Does anyone know a reference for the average number of homozygous calls in VCF files generated from whole-genome sequencing?
total back of the napkin: average person has 3 million variants
most of those will be heterozygous, like maybe 1/200 (p^2 vs 2pq) of those 3M will be homozygous alt. (15,000)
Compared to GRCh38, the average sample I encounter has ~4M SNVs, ~900k small indels (<50bp), ~25k SVs (indels >49bp, duplications, etc). I've seen the het/hom ratio vary by type, but I'd expect something between 1:1 and 2:1 het:hom. If forced to narrow it down, I'd say 1.2 to 1.6.
After this conversation, I tried to calculate a formula for the number of homozygous calls in the VCF from WES, considering only the autosomal subset. I found a fancy one, with hypergeometric functions, which gives 41,701 calls, while the actual calls in one exome I considered are 45,714. About 37% of the calls.

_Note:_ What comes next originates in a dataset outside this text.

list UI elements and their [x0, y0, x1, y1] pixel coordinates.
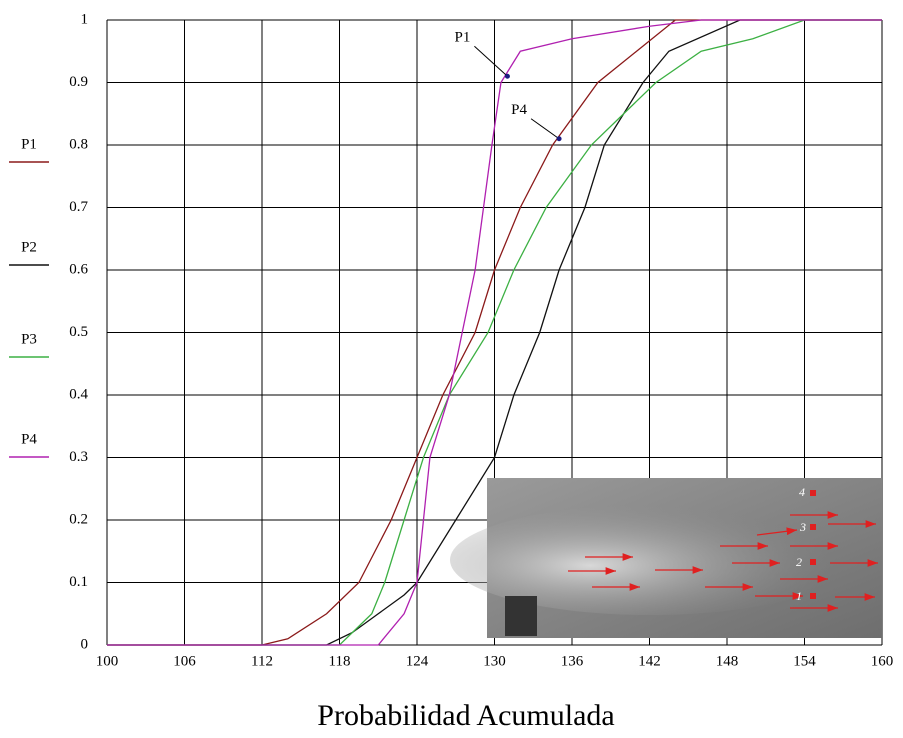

I am still wondering about the average percentage in WGS. I found a paper on the Swedish population which indicates 1 486 648 hom calls and 2 366 095 het calls for the average whole-genome of a Swedish individual (Table 1, of this paper). Again a similar proportion: 38%.

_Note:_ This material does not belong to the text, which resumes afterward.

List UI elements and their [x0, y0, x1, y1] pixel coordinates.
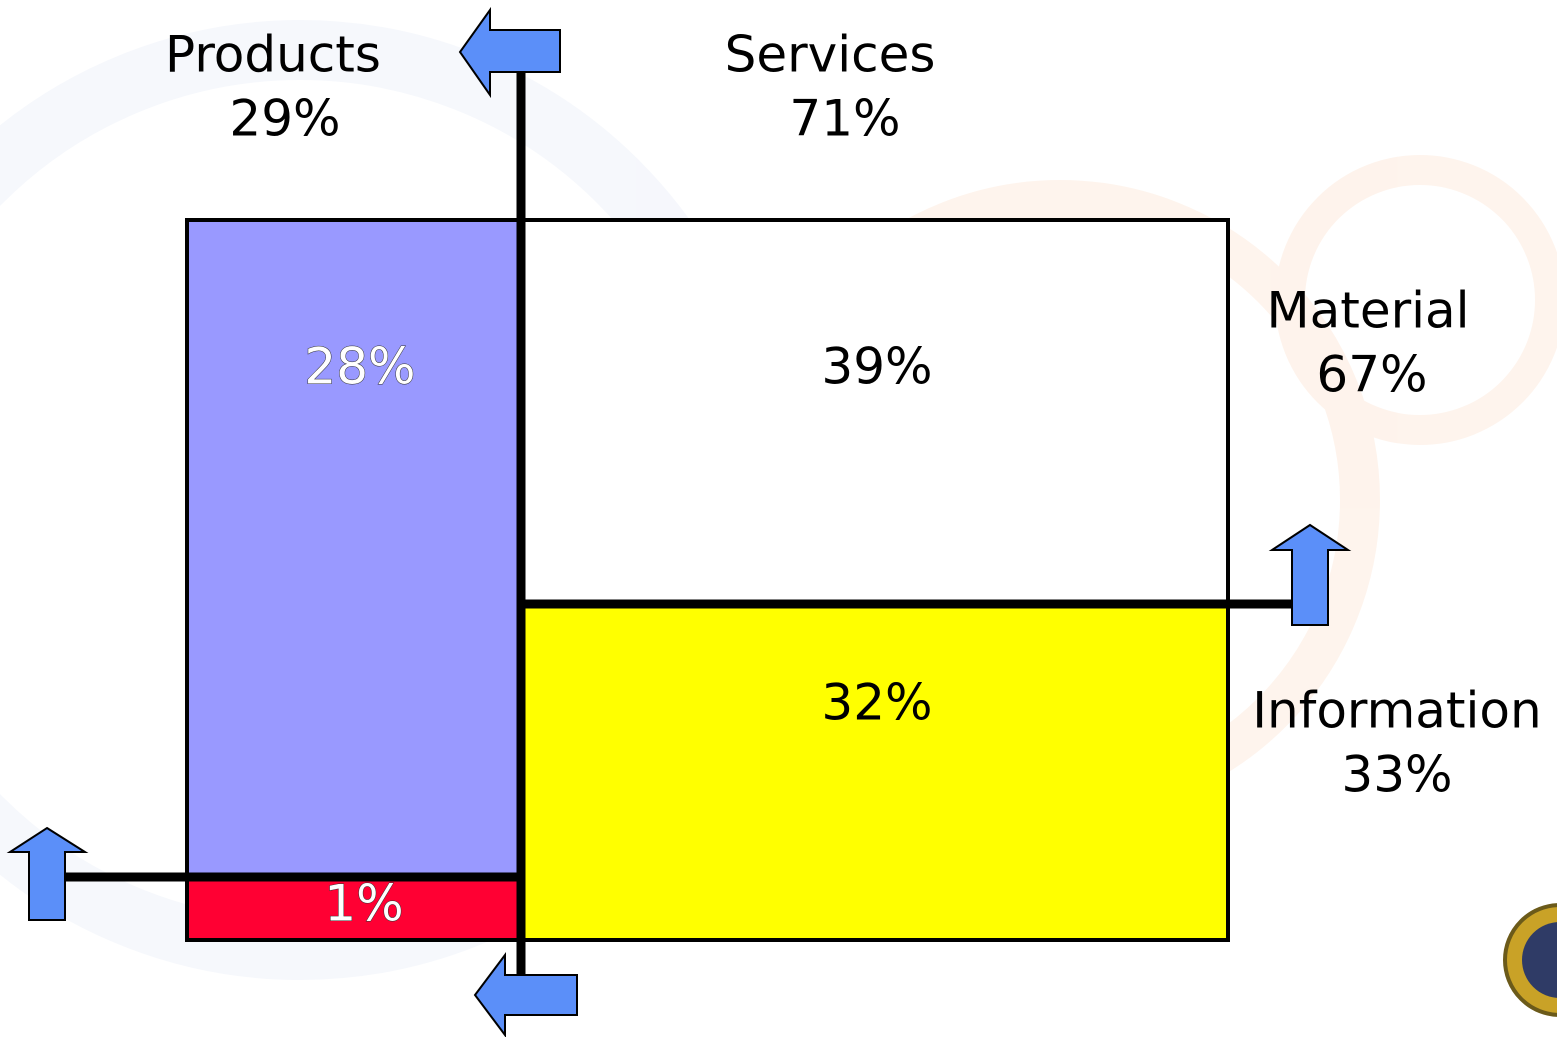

here are all the chr22 calls for HG00096. the 0,0 are gVCF reference ranges of variable length so you should ignore that.
(0, 0) 7499161
(0, 1) 49964
(0, 2) 452
(0, 3) 47
(0, 4) 17
(0, 5) 3
(0, 6) 1
(0, 7) 1
(1, 1) 29293
(1, 2) 1493
(1, 3) 69
(1, 4) 17
(1, 5) 7
(1, 6) 3
(2, 2) 171
(2, 3) 48
(2, 4) 5
(2, 5) 4
(2, 7) 1
(3, 3) 5
(3, 4) 8
(3, 5) 1
(3, 6) 1
(4, 4) 3
(4, 5) 3
(6, 6) 2
(6, 7) 1
(7, 7) 2
Use of this site constitutes acceptance of our User Agreement and Privacy Policy.
Number of homozygous calls would be affected by things like IBS and IBD. You should give a better context for such question.